It's kind of like we just decided that visible signs of emotion were a scary/bad thing. The ideal has been that everyone sit through the church gathering and fulfill their scripted responsibilities. Stand when instructed to, sit when asked to, and sing when the music starts. Emotion has a tendency to disrupt our carefully planned and skillfully constructed order.

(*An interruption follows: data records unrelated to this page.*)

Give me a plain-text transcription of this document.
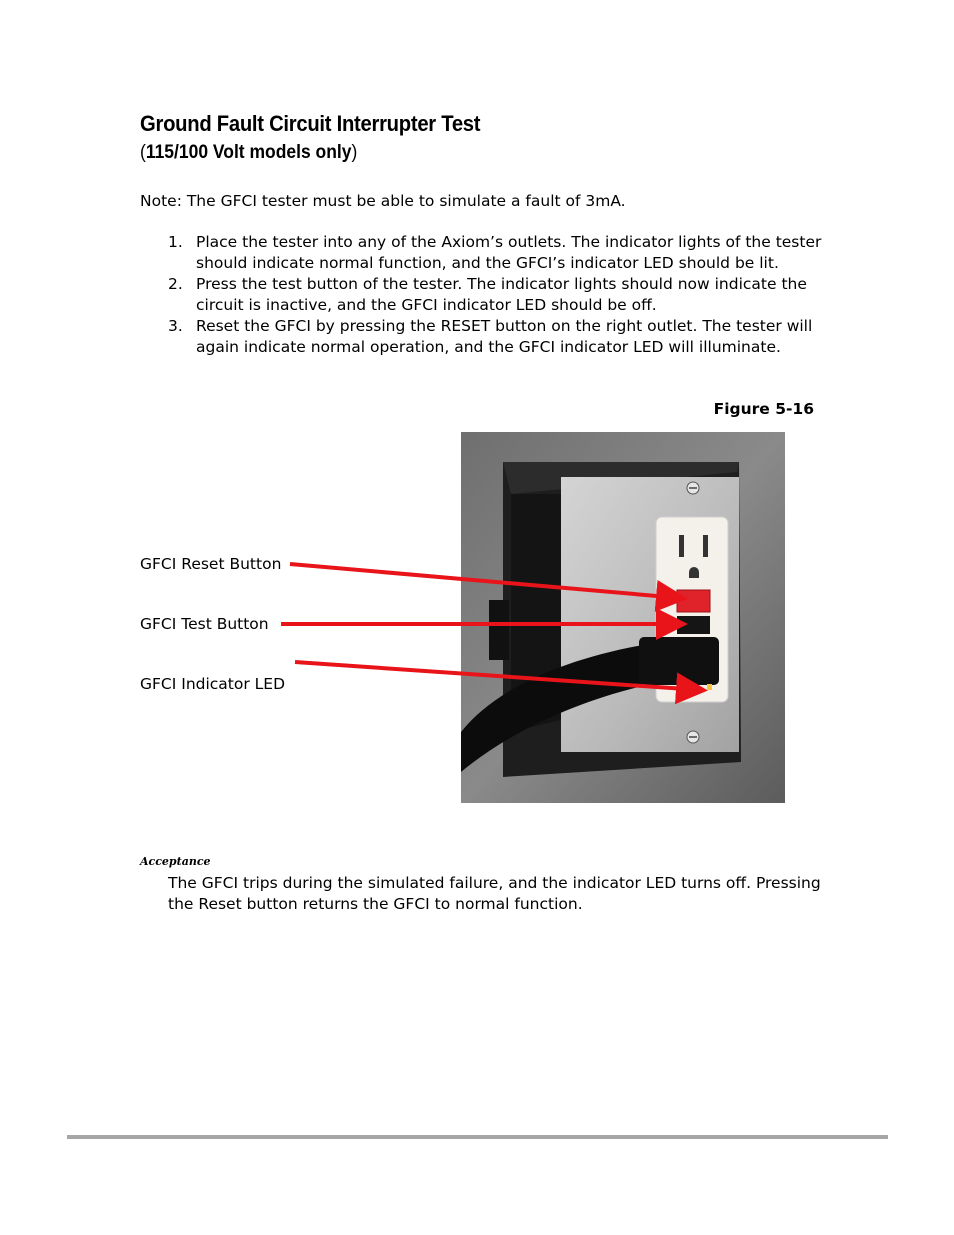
Ground Fault Circuit Interrupter Test
(115/100 Volt models only)
Note: The GFCI tester must be able to simulate a fault of 3mA.
1. Place the tester into any of the Axiom’s outlets. The indicator lights of the tester should indicate normal function, and the GFCI’s indicator LED should be lit.
2. Press the test button of the tester. The indicator lights should now indicate the circuit is inactive, and the GFCI indicator LED should be off.
3. Reset the GFCI by pressing the RESET button on the right outlet. The tester will again indicate normal operation, and the GFCI indicator LED will illuminate.
Figure 5-16
GFCI Reset Button
GFCI Test Button
GFCI Indicator LED
Acceptance
The GFCI trips during the simulated failure, and the indicator LED turns off. Pressing the Reset button returns the GFCI to normal function.
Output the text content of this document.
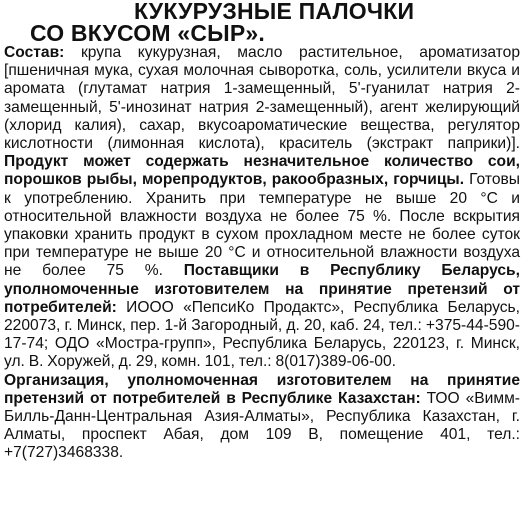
КУКУРУЗНЫЕ ПАЛОЧКИ
СО ВКУСОМ «СЫР».

Состав: крупа кукурузная, масло растительное, ароматизатор [пшеничная мука, сухая молочная сыворотка, соль, усилители вкуса и аромата (глутамат натрия 1-замещенный, 5'-гуанилат натрия 2-замещенный, 5'-инозинат натрия 2-замещенный), агент желирующий (хлорид калия), сахар, вкусоароматические вещества, регулятор кислотности (лимонная кислота), краситель (экстракт паприки)]. Продукт может содержать незначительное количество сои, порошков рыбы, морепродуктов, ракообразных, горчицы. Готовы к употреблению. Хранить при температуре не выше 20 °С и относительной влажности воздуха не более 75 %. После вскрытия упаковки хранить продукт в сухом прохладном месте не более суток при температуре не выше 20 °С и относительной влажности воздуха не более 75 %. Поставщики в Республику Беларусь, уполномоченные изготовителем на принятие претензий от потребителей: ИООО «ПепсиКо Продактс», Республика Беларусь, 220073, г. Минск, пер. 1-й Загородный, д. 20, каб. 24, тел.: +375-44-590-17-74; ОДО «Мостра-групп», Республика Беларусь, 220123, г. Минск, ул. В. Хоружей, д. 29, комн. 101, тел.: 8(017)389-06-00.
Организация, уполномоченная изготовителем на принятие претензий от потребителей в Республике Казахстан: ТОО «Вимм-Билль-Данн-Центральная Азия-Алматы», Республика Казахстан, г. Алматы, проспект Абая, дом 109 В, помещение 401, тел.: +7(727)3468338.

Emotional responses in a collective worship gathering can also make some people feel uncomfortable. I mean, think about what might happen if someone next to you just started crying; seemingly without cause. A little emotion, and especially a lot of emotion, can give others the emotional sensation of uncomfortability. This emotion thing could cascade!
What if the preacher does not have the opportunity to share the sermon? What if someone were to get up and leave the church over a show of emotion? Is it too much to ask that everyone act a little civilized during worship? Does anyone else think that emotional outbreaks can come off a little irreverent?
The real problem is that I have sat through more than my fair share of emotionless services. A people who were unresponsive and unengaged. No one really wants to sit through a sermon devoid of soul, worship without passion, or a service without emotion.
It is important to note that God created emotion. While we live in a culture that is increasingly prone to sterilizing everything because someone will be offended or have some kind of an emotional response, we must acknowledge emotion has a purpose in our lives. If God created our emotions (and has them himself) then we need to learn how to utilize them in appropriate ways and not hide them away.
It starts with our parenting. No one likes to see a baby or toddler cry. Typically we rush to appease the source of their sorrows. We want to stop the emotion as if it is bad. Following funerals I have heard friends tell the family of the deceased individual that it is time for them to move on now. Translation = do not be emotional anymore.
We sometimes too quickly run to medicines to numb the emotions we are dealing with because they are not always very pleasant. Stopping emotions seems to be a favorite past time for some. I even recall someone getting quite upset in a medical waiting room because someone was reading the comics and laughing. When did emotions become so offensive?
We brought some of these things into the church. Remain calm, stayed, and collected during worship. Do not act in anyway that would disrupt the solemn attitude of those in attendance. I once remember a mother leaning over to her toddler child in the pew at church who was snickering about something while oblivious to what was happening in the sanctuary and saying: "Quit laughing, you are in church."
Certainly I am not advocating for some kind of emotionalism in our worship. Emotions should not be the driving force for any area of life! I am simply advocating for a healthy expression of emotion during our times of corporate worship as an essential element of worshiping God! We ought to be "emotional" when we worship!
If we really begin to think about what God has provided for us in His work of redemption we might get a little emotional. If we begin to review the steadfast love and faithfulness of God in our lives, we might get a little emotional. If we meditate on the tremendous sacrifice that Jesus made on the cross of Calvary, we might just get a little emotional. If we think about the promise of life to come in Heaven gathered around the throne of God, we might just get emotional. Bad? Not in a million years!
This Sunday, don't check your brain at the door when you walk into church to worship with your brothers and sisters in Christ. But do not check your heart at the door either. Worship our great Redeemer with all your heart, soul, mind, & strength!